The report also suggests that more than half of all the nation's cities will eventually pick up jobs and return to levels of employment before the 2007-09 recession -- but not for three more years.
In fact, unemployment rates will stay above 10% in 69 metro areas through the end of 2012, according to the report by IHS Global Insights.
Six of the hardest hit areas are in California: Stockton, Modesto, Fresno, Bakersfield, Riverside and Sacramento.
Florida is next on the list with five struggling cities: Fort Myers, Lakeland, Miami, Melbourne and Tampa-St.
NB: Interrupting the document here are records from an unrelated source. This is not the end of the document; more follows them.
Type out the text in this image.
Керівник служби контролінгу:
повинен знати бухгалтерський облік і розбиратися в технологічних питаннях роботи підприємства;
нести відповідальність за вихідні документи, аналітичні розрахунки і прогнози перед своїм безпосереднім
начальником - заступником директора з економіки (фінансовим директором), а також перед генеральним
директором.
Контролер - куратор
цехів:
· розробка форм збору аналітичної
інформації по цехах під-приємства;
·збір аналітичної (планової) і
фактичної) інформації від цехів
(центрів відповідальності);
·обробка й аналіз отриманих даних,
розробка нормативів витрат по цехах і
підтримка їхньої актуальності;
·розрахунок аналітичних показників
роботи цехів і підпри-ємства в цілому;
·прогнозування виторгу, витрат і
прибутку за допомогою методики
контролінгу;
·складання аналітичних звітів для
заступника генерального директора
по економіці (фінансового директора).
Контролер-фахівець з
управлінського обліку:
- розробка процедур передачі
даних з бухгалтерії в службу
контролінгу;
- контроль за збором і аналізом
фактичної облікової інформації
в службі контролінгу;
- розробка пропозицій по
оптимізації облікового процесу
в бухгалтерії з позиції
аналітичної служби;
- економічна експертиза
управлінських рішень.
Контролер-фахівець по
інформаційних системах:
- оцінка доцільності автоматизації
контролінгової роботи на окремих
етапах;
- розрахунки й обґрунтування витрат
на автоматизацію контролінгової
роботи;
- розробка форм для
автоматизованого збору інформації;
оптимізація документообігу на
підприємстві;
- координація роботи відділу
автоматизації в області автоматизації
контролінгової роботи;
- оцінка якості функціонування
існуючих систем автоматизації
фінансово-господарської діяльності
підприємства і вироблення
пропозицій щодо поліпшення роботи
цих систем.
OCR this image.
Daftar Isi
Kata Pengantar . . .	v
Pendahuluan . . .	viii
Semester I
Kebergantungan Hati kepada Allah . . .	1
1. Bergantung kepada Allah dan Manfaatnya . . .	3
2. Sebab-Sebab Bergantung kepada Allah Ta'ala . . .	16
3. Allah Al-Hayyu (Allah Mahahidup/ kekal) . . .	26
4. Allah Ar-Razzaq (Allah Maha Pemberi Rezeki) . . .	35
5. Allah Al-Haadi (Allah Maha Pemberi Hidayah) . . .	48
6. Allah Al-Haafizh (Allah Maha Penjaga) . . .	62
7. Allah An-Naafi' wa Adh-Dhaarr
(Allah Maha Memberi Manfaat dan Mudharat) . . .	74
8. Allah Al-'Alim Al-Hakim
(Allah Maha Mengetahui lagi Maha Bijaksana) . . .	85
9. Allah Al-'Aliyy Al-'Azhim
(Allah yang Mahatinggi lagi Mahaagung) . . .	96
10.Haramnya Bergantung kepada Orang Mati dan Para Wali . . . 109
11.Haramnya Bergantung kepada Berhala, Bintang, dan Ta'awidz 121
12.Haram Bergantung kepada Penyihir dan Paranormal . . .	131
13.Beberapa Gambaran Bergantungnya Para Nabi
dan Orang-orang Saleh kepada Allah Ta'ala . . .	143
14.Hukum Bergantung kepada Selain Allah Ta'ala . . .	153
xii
Petersburg.
Even worse, the report projects that five metro areas in the Rust Belt won't recover until the end of the decade, including: Detroit and Cleveland, Dayton, Toledo and Youngstown in Ohio.
The report projects that the national unemployment rate will fall to 8.6% by the end of 2011. However, the rate won't drop below 8% for at least another two years.
The forecast that the economies in California, Florida and Ohio will continue to struggle through 2012 is significant because those states play important roles in presidential election politics.
The report promises that jobs and economic growth will remain a top campaign issue next year.
The dour assessment prompted the National Conference of Mayors to consider an unusual call for national leaders to get out of pricey wars abroad and refocus those dollars on homegrown jobs projects.
"It's time to bring our investments back home," Los Angeles Mayor Antonio Villaraigosa said in a statement. "We can't be building roads and bridges in Baghdad and Kandahar and not Baltimore and Kansas City."